Day 1: I cleared immigration and customs in just minutes and met Rafael in the arrivals hall. After a quick turnaround at my hotel (JW Marriott Copacabana) we were enroute to Corcovado by 1pm. We stopped at a lookout point called Mirante Dona Marta while winding our way up through the urban Tijuca rainforest. The iconic 1931 art deco styled statue, Cristo Redentor (Christ the Redeemer) is an imposing 100 ft tall and can be seen from all around the city. Descending through the Tijuca rainforest on the road of Paineiras, we passed by natural showers and the Cascatinha waterfall before crossing to the west side of the city to take a unique lagoon boat trip through the Marapendi Wetlands. This is a large, scenic "off the beaten track" series of islands and peninsulas where many Cariocas (locals) live. We saw lots of wildlife and upscale residences there before returning to Copacabana. My first day in Rio was a photographer's dream come true.
Day 2: Rafael picked me up mid-morning and we headed east to Sugarloaf, known locally as Pão de Açucar. There are two cable tram trips that took us up to the summit. The views at the top were great and Rafael was able to show me some less crowded spots down a short pathway for panoramic pictures. From Sugarloaf we headed toward Centro - the business district downtown, with a stop en route at São Bento Church, built in 1576. It has a very plain exterior, but a magnificent interior. It was then a short drive downtown to visit the Cultural Center of Banco do Brasil and the Candelaria Church, dating from 1727. We then drove north and east to Niteroi, across Guanabara Bay from Rio. We stopped at the Contemporary Art Museum, designed by Oscar Niemeyer and the colorful fishing village of Jurujuba before climbing up the steep grade to Parque da Cidade with its sweeping views across Guanabara Bay towards Rio. Before returning to Copacabana for the evening, I had my first Caipirinha along with a traditional Brazilian meal at Restaurante A Mineira in Niteroi across from the beach. My second day in Rio was a great mix of worthwhile tourist spots with places that only the locals know.

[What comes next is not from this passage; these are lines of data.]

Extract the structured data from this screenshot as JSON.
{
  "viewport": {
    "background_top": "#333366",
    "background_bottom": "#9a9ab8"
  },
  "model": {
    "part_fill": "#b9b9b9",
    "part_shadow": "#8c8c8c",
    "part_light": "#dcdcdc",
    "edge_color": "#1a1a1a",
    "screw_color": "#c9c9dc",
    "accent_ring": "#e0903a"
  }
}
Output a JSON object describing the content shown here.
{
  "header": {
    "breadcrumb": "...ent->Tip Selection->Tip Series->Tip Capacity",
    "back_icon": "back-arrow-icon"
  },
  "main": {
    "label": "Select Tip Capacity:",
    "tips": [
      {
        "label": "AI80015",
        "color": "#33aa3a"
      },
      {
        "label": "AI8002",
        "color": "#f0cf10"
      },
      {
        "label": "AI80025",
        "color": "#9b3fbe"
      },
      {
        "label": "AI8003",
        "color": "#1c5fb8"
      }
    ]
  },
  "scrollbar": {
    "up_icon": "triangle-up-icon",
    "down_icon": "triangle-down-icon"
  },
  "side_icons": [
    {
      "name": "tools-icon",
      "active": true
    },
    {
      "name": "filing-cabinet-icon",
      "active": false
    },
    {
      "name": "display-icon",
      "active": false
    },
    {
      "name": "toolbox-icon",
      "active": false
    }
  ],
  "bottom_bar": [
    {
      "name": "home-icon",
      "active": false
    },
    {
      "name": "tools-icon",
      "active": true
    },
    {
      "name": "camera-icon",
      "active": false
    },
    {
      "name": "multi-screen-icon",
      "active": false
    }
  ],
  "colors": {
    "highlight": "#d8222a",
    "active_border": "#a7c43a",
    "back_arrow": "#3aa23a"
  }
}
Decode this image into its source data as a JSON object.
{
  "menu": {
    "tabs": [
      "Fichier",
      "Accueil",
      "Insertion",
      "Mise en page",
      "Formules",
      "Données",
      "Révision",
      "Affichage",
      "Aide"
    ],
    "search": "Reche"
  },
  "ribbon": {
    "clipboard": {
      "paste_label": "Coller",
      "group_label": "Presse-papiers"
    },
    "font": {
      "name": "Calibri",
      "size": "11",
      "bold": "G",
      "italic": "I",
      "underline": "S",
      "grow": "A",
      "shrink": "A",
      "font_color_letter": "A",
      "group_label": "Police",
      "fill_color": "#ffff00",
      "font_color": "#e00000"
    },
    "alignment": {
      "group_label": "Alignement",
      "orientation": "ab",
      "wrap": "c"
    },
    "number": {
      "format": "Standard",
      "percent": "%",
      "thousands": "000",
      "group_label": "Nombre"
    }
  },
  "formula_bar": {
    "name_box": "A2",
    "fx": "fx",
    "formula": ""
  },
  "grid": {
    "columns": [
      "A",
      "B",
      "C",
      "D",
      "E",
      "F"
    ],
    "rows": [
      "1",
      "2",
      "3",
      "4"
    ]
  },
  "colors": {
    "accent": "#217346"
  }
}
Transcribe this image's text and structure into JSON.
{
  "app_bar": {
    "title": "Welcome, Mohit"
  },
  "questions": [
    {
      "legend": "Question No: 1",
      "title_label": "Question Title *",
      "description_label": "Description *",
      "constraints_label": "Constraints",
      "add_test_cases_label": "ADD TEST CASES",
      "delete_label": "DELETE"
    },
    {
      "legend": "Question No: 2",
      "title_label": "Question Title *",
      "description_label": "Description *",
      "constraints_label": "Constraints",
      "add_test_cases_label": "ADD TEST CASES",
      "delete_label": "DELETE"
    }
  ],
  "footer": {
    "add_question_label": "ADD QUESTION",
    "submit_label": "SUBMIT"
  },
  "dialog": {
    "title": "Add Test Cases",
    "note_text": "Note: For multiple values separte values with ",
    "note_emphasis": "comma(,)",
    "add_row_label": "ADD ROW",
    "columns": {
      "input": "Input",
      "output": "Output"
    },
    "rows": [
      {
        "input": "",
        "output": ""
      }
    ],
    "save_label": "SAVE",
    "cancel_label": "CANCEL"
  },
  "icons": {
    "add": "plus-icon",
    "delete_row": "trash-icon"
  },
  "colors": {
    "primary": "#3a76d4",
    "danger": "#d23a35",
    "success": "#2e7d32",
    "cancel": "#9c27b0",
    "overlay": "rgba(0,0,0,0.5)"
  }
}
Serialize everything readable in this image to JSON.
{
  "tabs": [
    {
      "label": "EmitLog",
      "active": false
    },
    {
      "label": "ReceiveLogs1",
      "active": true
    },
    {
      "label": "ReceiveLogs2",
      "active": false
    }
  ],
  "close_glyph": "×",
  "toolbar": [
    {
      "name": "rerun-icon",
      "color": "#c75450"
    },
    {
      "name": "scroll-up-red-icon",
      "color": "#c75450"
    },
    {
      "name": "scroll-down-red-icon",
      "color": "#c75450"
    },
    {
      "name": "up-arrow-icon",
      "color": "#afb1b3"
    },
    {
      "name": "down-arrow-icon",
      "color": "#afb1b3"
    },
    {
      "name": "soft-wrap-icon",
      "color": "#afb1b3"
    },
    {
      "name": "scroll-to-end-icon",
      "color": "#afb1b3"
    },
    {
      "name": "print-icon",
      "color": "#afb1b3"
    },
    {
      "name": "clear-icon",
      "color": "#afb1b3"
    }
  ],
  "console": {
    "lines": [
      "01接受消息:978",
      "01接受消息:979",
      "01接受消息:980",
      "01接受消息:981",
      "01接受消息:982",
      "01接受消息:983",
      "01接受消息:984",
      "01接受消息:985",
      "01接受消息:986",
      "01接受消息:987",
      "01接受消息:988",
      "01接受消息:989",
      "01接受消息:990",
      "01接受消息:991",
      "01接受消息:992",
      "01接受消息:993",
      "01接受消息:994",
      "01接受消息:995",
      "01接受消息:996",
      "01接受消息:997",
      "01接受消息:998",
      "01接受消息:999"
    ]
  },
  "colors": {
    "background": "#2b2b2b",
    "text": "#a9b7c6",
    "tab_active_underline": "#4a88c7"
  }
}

Day 3: Rafael picked me up around 10am and we headed to the Fort of Copacabana where mostly locals go. I had my first of several delicious Mate Cocidos (an infused tea drink) there. The fort is next to the rocks of Arpoador that mark the transition from Copacabana Beach to Ipanema Beach. We walked quite a ways down Ipanema before turning inland for a cold Brahma beer at the cafe/bar Garota de Ipanema, where Antonio Carlos Jobim and Vinicius de Moraes wrote "The Girl from Ipanema" based on a 15 year old girl (now 64) who walked by each day, Heloísa Eneida Menezes Paes Pinto. We then drove west on Niemeyer Road to the scenic gated community of Joa, then on through Barra da Tijuca and a series of beaches that few tourists ever see: crowded Recreio, surfers' Prainha and finally Abrico, where we enjoyed a leisurely late seafood lunch with a local crowd at a picnic table on the beach at Cabana Grumari. My last day in Rio was both a fitting end and a teaser to want to return and see more.